Cooking under the bell

What Is Cooking Under the Bell and How Can Be Achieved in a Harrison Oven?

6 September 2020

On a recent trip to Croatia, we travelled to the tiny island of Mljet for some well-earned rest and also to check out a bit of traditional Croatian real fire cooking.

Cooking under the bell

Tavern Barba is one of only two restaurants in Prozura Luka – a beautiful, quiet bay that is home to only one other business - a boat-hire shop.

like us, our host, Ivan is passionate about only cooking with fire and introduced us to the traditional Balkan way of doing things, mainly ‘roasting under the bell’, which is how slow-cooking is done when you have the weather and a large outdoor, open fireplace/stone bbq area. This set-up is at the heart of every traditional Balkan household and is where families gather to prepare meals and spend quality time together.

What Is Cooking Under the Bell and How Can Be Achieved in a Harrison Oven?

The bell is originally called peka and is often used to slow-cook lamb or octopus (if near the sea), potatoes and other vegetables and bread. As with all real-fire cooking, food prepared this way has a really unique flavour, which is helped by the fact that the peka concentrates flavours and aromas under its top.

Food cooked ‘under the bell’ could be described as part roasted / part steamed and many households do still own bells for baking and prepare their food this way, but it’s usually saved for holidays and important events.

How It’s Done

Meat or fish is put in a large, shallow round baking pan. A little bit of oil is added, along with spices, and then the meat is covered with large domed clay or metal bell.

A fire is then on the board of the stone barbecue. When there is enough hot coal, the entire bell (with food inside) is put on it and cover the lid with some more hot coals, so that it is baked from under and above, so is using radiant heat, just like the charged stainless steel walls of a Harrison oven.

In the same way as food slow cooks in a Harrison, the meat slowly cooks in its own juices. After 45 minutes, vegetables are added, so they don’t get overcooked (meat takes more time to cook), but you can cook it all together (my family does it this way). Spare hot coals are kept on the side of the fireplace so that you can add more of them while it’s baking. Cooking time is usually 1.5 to 2 hours.

We tried the traditional lamb and vegetable dish and it was absolutely delicious. 

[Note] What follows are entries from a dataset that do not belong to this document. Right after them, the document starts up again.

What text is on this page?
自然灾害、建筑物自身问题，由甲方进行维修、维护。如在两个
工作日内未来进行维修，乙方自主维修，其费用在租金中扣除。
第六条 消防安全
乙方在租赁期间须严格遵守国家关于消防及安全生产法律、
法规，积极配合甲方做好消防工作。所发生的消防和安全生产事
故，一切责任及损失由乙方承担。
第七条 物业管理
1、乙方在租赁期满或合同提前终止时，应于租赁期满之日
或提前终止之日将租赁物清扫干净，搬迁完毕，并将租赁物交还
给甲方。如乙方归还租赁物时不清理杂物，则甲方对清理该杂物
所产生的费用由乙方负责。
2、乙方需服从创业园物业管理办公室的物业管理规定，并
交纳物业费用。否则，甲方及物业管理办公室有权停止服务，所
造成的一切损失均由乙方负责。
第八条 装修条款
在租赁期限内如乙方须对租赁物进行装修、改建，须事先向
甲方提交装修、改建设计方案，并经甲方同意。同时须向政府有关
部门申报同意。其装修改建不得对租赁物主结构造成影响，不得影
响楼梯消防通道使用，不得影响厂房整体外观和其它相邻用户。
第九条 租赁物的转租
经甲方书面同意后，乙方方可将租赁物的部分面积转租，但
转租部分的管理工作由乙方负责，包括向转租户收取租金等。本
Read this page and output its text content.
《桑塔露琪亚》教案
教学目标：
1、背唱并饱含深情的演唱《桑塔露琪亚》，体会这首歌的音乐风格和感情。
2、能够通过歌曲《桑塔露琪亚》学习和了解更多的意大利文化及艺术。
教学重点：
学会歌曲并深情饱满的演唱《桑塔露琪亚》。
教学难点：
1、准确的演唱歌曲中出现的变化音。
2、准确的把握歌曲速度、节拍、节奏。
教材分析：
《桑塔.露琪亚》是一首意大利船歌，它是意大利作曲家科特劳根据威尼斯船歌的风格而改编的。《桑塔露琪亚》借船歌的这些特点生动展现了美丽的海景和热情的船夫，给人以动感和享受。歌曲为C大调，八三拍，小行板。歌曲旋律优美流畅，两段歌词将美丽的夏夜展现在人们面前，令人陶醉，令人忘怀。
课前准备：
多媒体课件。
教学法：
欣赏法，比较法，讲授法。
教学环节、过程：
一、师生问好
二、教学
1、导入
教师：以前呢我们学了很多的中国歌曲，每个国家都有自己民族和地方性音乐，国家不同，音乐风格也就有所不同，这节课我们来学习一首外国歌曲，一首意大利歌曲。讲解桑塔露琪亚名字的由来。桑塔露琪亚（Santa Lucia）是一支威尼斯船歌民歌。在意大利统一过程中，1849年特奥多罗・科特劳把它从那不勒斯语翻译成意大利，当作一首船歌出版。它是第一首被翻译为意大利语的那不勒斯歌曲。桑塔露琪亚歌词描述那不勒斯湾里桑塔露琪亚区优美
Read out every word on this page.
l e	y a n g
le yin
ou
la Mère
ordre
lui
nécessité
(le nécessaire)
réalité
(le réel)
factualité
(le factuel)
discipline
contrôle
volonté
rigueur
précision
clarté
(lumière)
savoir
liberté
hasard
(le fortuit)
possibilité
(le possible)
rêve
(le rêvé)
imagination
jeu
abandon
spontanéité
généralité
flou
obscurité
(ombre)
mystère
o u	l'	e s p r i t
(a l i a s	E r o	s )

What Is Cooking Under the Bell and How Can Be Achieved in a Harrison Oven?

Serves: 6


  • 2.5 kg lamb meat
  • 1 kg potatoes
  • 2 × tomatoes
  • 1 apple
  • 2 × large onions
  • rosemary leaves
  • sea salt-to taste
  • 1 cup white wine or water
  • 5 tbsp sunflower oil


  1. Halve all vegetables and put everything together in a large cast-iron casserole dish and season with sea salt and oil.
  2. After a full service of using your Harrison at heats of 250ºC, simply place the dish in the middle of the oven and leave overnight. The ambient heat will slowly cook it for you over 6-8 hours as the oven cools.
  3. Go home to bed – wake up, get to your work kitchen and be greeted with the wonderful aroma of slow-cooked lamb and veg.

Alternatively, if you own a Harrison Icon, you can use the top chamber to slow cook your lamb and veg, while you carry on with service in your bottom chamber.